One Word Movie Review: Anticipated

Harry Potter and the Deathly Hallows – Part 1 finds Harry, Hermione and Ron (sometimes) camping out in the most desolate, depressing places in Britain, hiding out from the evil Voldemort until these three stooges can figure out just what the hell they need to do.  In previous movies, the safety of Hogwarts School and the wise advice of their teachers drive the children through an escalating series of adventures to uncover the agents of the Dark Lord and thwart their evil actions just as summer arrives.  Now the school is no more and the teachers are all in hiding.  The grand protector/father figure of Dumbledore was killed off in the last movie and now, with his last will and testament leaving four seemingly innocent keepsakes to our three heroes, they are left to their own wits to “Stumbledore” towards their quest to destroy the four remaining charms (called horcrux) protecting Voldemort from certain death.

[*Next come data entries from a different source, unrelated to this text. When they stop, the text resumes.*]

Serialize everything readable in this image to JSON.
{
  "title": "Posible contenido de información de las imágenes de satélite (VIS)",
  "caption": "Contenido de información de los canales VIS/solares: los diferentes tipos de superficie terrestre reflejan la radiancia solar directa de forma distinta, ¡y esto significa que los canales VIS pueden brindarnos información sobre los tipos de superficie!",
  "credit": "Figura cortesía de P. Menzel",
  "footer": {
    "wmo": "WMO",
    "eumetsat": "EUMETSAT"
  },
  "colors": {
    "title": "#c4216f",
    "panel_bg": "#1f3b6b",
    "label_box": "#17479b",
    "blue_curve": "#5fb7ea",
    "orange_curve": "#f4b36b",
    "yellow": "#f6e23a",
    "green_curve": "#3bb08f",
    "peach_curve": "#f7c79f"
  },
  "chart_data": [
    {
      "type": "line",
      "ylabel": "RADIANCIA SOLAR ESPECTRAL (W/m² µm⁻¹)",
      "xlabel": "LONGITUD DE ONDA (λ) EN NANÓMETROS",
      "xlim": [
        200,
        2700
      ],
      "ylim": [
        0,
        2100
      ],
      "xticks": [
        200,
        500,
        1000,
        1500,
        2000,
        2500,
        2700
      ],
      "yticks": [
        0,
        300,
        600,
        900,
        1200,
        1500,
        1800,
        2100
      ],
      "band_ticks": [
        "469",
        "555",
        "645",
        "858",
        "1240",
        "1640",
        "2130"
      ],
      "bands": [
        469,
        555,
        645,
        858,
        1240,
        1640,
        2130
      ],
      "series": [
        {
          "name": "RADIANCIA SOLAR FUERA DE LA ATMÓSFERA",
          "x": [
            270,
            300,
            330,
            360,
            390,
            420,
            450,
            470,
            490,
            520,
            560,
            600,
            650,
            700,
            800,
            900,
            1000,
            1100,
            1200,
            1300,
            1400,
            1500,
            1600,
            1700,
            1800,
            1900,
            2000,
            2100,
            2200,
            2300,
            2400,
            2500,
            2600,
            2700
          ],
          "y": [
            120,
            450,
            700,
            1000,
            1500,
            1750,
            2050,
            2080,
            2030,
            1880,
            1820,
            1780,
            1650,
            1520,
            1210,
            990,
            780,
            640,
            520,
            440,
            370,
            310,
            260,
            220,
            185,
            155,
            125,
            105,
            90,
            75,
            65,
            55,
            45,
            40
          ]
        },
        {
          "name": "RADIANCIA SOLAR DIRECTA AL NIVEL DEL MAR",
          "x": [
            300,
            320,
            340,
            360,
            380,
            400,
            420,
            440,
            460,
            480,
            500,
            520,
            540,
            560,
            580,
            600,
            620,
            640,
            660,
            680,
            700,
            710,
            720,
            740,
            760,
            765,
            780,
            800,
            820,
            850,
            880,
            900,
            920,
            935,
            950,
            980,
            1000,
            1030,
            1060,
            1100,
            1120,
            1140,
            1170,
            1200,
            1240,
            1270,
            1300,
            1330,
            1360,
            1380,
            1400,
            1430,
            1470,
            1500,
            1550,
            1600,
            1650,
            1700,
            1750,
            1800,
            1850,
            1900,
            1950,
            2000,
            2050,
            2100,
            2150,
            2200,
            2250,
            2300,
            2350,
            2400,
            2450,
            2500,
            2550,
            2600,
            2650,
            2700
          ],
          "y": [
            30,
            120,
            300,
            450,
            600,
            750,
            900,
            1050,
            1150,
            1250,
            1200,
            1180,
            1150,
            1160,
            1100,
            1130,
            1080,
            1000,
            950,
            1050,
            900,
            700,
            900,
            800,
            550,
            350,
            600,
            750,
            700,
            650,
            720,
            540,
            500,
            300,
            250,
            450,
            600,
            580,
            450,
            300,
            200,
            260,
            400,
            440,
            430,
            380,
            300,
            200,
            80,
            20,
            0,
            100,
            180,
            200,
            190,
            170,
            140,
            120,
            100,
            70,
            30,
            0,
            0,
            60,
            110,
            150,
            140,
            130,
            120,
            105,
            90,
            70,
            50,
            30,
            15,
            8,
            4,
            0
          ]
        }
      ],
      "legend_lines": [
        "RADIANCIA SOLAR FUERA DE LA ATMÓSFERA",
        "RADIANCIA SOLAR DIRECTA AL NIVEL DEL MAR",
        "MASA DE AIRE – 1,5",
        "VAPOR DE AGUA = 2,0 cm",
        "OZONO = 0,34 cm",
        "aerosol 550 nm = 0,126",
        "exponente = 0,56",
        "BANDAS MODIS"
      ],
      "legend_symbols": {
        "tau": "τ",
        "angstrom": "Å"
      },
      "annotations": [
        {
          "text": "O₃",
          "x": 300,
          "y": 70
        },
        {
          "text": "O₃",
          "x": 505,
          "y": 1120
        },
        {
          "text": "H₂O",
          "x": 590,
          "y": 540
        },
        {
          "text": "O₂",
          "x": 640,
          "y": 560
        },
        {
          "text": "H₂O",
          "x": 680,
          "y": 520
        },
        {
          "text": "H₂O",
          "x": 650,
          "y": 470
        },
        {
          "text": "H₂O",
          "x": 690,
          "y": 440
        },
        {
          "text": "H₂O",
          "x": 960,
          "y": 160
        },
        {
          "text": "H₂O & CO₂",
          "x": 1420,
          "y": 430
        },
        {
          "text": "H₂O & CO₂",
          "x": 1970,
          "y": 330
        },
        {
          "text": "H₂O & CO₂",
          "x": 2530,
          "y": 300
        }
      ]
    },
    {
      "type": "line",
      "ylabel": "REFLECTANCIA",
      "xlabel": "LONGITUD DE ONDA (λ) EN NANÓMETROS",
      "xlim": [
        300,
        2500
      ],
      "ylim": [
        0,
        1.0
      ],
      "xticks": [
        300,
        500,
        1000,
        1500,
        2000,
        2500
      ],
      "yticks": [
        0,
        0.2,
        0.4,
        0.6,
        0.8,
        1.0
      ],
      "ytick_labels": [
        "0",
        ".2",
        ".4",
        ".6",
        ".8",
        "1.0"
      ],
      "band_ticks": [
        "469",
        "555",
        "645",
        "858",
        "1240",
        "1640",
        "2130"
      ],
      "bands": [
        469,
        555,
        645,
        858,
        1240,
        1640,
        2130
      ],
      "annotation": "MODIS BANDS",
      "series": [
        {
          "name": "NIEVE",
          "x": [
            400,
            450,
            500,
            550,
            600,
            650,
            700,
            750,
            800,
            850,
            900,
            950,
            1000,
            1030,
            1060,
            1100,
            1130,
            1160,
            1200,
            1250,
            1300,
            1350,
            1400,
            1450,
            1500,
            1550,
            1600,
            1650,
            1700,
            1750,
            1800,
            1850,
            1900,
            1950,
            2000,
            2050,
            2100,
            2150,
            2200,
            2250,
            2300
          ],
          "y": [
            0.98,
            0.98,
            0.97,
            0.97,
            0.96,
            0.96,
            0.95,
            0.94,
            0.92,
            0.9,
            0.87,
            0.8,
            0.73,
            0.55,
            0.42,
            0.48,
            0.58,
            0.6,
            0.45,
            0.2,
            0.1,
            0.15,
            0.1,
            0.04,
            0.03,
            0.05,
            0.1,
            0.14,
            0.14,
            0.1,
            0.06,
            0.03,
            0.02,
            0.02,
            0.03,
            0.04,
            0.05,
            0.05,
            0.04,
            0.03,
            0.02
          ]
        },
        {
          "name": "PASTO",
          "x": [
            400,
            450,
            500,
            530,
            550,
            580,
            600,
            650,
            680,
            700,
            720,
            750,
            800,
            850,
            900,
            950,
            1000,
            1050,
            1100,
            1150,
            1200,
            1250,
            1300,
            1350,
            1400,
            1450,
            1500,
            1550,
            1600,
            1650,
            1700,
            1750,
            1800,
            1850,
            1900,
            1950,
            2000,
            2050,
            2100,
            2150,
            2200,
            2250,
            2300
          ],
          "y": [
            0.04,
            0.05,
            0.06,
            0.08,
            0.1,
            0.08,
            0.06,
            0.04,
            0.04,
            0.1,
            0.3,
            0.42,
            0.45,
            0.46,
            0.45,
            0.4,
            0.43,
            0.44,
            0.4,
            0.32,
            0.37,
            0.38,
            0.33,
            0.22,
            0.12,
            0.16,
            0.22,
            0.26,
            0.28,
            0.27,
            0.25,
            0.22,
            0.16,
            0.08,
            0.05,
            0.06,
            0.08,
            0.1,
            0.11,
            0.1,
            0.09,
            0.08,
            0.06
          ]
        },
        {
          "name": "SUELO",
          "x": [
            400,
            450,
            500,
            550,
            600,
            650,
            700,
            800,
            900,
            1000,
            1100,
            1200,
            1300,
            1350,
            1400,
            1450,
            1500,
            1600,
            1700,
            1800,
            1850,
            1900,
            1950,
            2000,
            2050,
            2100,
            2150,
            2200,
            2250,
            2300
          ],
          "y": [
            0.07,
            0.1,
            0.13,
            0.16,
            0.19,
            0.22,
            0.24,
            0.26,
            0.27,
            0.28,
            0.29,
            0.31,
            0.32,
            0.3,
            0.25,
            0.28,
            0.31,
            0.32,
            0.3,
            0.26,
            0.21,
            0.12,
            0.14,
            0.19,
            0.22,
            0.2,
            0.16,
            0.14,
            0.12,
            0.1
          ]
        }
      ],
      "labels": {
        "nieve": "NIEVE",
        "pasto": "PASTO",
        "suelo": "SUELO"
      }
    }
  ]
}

The entire movie is concerned with death, avoiding death, cheating death and mastering death.  Muggles (the non-wizards of the world, i.e. us folk) are persecuted and enslaved and the coming victory of Voldemort requires one small piece of the puzzle to fit into place: the killing of Harry Potter by the hand of the Dark Lord himself.  Of course, without this vain act of revenge, the epic saga would have ended long ago.

Instead we get this meandering camping trip punctuated by battles against the many minions of Voldemort and a few truly excellent moments of SNAKE-CITEMENT (which should be the tag line for this movie).  The gigantic reptile is the star of this movie, sparking the few audience gasps as it leaps towards the camera.  Obviously, this was the reason the filmmakers wanted to adapt this movie for 3D but scrapped the idea (and the $10 million cost to convert the images) at the last minute.  The dark hue of this movie would have been murky and lifeless with the 25% loss of light when exhibited in 3D.  The snake works fine in 2D and the box office will be just fine without the extra $3 surcharge.

The opening night audience watching with me was packed to the rafters with rabid fans who laughed at every tentative romantic moment between Hermoine and Ron, Hermoine and Harry and Harry and Ginny “can you do up my zipper” Weasley.  They cried when a cuddly character dies and cringed at a few horror moments which have become more and more common as the series progressed and the characters aged.  In this movie, we even get a view of a partially-severed arm and an intense torture scene with nasty screaming.

We even get an animated fairy tale in the style of Tim Burton, explaining the meaning behind the Deathly Hallows symbol.

What we don’t get is any relief from the tedious scenes of our heroes sitting around camp wondering what the hell they’re supposed to do.  Ron gets so fed up, he leaves his two friends, but we’ve paid our money for a ticket and so we stay to watch Harry Stumbledore pursue his horcrux hunt, getting nowhere for the longest time.

This is the final problem with Part 1, the first movie to end half-way through the school year around Xmas.  Things usually just get moving when the snow falls in all the previous movies but in this one, the producers wanted two paydays at the box office.  You can’t fault a studio for wanting to make a few extra billion dollars.